To test this, Holland and his team developed a mouse model that lacked the gene that creates deuterosomes. Then, they analyzed the tissues that carry multicilliated cells and counted their cilia.

The researchers were surprised to find that the genetically engineered mice had the same number of cilia on cells as the mice with deuterosomes, ruling out the central role of deuterosomes in controlling the number of cilia. For example, the multicilliated cells lining the trachea all had 200–300 cilia per cell. The researchers also found that cells without deuterosomes could make new centrioles just as quickly as cells with them.

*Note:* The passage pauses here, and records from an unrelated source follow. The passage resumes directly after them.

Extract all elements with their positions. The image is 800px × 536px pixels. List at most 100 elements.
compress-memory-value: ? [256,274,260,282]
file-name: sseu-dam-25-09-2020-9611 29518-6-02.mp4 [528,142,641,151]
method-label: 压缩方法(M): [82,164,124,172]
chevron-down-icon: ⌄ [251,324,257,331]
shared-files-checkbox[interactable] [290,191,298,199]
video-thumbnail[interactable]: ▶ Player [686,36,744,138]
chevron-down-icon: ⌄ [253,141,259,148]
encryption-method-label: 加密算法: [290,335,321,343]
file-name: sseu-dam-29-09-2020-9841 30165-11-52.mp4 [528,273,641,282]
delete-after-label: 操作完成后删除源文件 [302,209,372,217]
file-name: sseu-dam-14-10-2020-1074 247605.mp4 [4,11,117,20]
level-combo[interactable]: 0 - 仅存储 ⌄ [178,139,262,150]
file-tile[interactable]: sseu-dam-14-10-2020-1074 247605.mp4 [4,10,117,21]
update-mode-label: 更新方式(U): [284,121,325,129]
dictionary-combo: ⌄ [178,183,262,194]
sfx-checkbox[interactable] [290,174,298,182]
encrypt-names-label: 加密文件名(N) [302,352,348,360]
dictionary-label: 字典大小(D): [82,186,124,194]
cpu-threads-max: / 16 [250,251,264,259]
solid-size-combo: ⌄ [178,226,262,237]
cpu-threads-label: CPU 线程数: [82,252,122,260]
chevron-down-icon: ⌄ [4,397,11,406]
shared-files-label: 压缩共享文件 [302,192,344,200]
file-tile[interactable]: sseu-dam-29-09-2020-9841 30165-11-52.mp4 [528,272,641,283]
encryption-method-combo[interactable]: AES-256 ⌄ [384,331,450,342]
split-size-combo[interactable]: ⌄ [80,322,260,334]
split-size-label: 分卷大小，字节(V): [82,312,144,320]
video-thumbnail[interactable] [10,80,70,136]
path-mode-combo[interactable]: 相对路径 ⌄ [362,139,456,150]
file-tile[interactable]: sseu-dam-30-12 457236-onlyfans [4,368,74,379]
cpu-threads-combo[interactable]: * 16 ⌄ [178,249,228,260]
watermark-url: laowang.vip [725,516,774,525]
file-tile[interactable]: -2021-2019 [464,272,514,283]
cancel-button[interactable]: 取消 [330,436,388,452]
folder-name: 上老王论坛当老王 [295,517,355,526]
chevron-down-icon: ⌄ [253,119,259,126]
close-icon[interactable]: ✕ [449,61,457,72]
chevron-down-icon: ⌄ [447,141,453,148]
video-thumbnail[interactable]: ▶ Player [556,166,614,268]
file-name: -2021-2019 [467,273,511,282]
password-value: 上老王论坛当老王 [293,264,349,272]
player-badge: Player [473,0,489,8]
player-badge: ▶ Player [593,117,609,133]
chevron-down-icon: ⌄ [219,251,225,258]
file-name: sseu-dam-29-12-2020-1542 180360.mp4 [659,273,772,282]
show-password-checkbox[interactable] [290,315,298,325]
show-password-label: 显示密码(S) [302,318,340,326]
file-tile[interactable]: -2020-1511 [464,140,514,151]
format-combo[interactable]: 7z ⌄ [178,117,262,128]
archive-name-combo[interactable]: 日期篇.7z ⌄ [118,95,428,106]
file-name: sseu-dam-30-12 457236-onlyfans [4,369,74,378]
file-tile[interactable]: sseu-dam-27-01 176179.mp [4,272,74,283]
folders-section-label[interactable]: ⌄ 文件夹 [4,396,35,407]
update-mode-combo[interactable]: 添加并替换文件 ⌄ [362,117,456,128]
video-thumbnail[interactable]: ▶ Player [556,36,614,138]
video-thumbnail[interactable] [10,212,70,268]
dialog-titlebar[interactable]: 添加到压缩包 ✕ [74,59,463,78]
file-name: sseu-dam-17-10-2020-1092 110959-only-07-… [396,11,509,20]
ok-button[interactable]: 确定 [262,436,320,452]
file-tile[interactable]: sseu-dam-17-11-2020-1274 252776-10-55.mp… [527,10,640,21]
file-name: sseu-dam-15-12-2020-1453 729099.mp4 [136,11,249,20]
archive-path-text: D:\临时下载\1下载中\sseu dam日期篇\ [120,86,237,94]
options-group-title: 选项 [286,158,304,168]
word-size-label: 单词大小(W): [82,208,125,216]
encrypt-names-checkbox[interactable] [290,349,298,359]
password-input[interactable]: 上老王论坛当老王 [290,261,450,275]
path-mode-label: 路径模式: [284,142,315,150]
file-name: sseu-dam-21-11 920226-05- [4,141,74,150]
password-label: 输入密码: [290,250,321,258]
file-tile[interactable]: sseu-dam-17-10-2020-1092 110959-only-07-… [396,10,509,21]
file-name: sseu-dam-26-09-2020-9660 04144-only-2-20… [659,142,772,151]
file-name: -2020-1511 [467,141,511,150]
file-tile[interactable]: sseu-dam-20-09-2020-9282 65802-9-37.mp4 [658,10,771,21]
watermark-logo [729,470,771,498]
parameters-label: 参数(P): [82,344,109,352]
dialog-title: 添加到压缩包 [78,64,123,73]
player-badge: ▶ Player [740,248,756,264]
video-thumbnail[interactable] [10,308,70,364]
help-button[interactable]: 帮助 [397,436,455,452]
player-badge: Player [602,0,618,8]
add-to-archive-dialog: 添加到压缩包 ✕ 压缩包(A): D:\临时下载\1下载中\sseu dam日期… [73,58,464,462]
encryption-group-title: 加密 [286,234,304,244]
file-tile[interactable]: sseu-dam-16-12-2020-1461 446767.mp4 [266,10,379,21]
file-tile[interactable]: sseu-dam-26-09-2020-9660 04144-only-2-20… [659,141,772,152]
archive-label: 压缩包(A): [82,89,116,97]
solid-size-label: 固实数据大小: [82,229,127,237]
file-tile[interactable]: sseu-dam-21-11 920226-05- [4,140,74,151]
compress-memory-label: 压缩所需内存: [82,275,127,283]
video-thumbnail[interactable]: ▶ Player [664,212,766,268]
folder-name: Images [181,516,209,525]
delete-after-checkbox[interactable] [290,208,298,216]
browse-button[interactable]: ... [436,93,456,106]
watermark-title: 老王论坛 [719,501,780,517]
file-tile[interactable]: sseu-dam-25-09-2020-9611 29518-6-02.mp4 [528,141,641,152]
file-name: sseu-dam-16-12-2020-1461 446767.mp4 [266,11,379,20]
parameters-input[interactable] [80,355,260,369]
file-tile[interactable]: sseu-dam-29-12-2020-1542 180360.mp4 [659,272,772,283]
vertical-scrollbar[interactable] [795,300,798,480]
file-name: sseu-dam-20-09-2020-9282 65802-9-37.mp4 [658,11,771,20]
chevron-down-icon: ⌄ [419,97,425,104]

“We showed that MCCs lacking deuterosomes amplify the correct number of centrioles with normal step-wise kinetics,” the authors wrote. “This is achieved through a massive production of centrioles on the surface and in the vicinity of parent centrioles. Therefore, deuterosomes may have evolved to relieve, rather than supplement, the centriolar pathway during multiciliogenesis. Remarkably, MCCs lacking parent centrioles and deuterosomes also amplify the appropriate number of centrioles inside a cloud of pericentriolar and fibrogranular material.”

“We figured that with no parent centrioles and no deuterosomes, the multicilliated cells would be unable to create the proper number of new cilia,” Holland added.

Interestingly, even the lack of parent centrioles had no effect on the final cilia number. Most cells in both normal and genetically engineered groups created between 50 and 90 cilia.

“This finding changes the dogma of what we believed to be the driving force behind centriole assembly,” Holland noted. “Instead of needing a platform to grow on, centrioles can be created spontaneously.”

While uncommon in mammals, the so-called de novo generation of centrioles is not new to the animal kingdom. Some species, such as the small flatworm planaria, lack parent centrioles entirely and rely on de novo centriole generation to create the cilia they use to move.

In further experiments on genetically engineered mice, Holland found that all the spontaneously created centrioles were assembled within a region of the cell-rich with fibrogranular material—the protein components necessary to build a centriole.

He says he suspects that proteins found in that little-understood area of the cell contain the essential elements necessary to construct centrioles and ultimately control the number of cilia that are formed. Everything else, the deuterosomes and even the parent centrioles, are “not strictly necessary,” he said.

“We think that the deuterosomes function to relieve pressure on the parent centrioles from the demands of making many new centrioles, freeing up parent centrioles to fulfill other functions,” Holland concluded.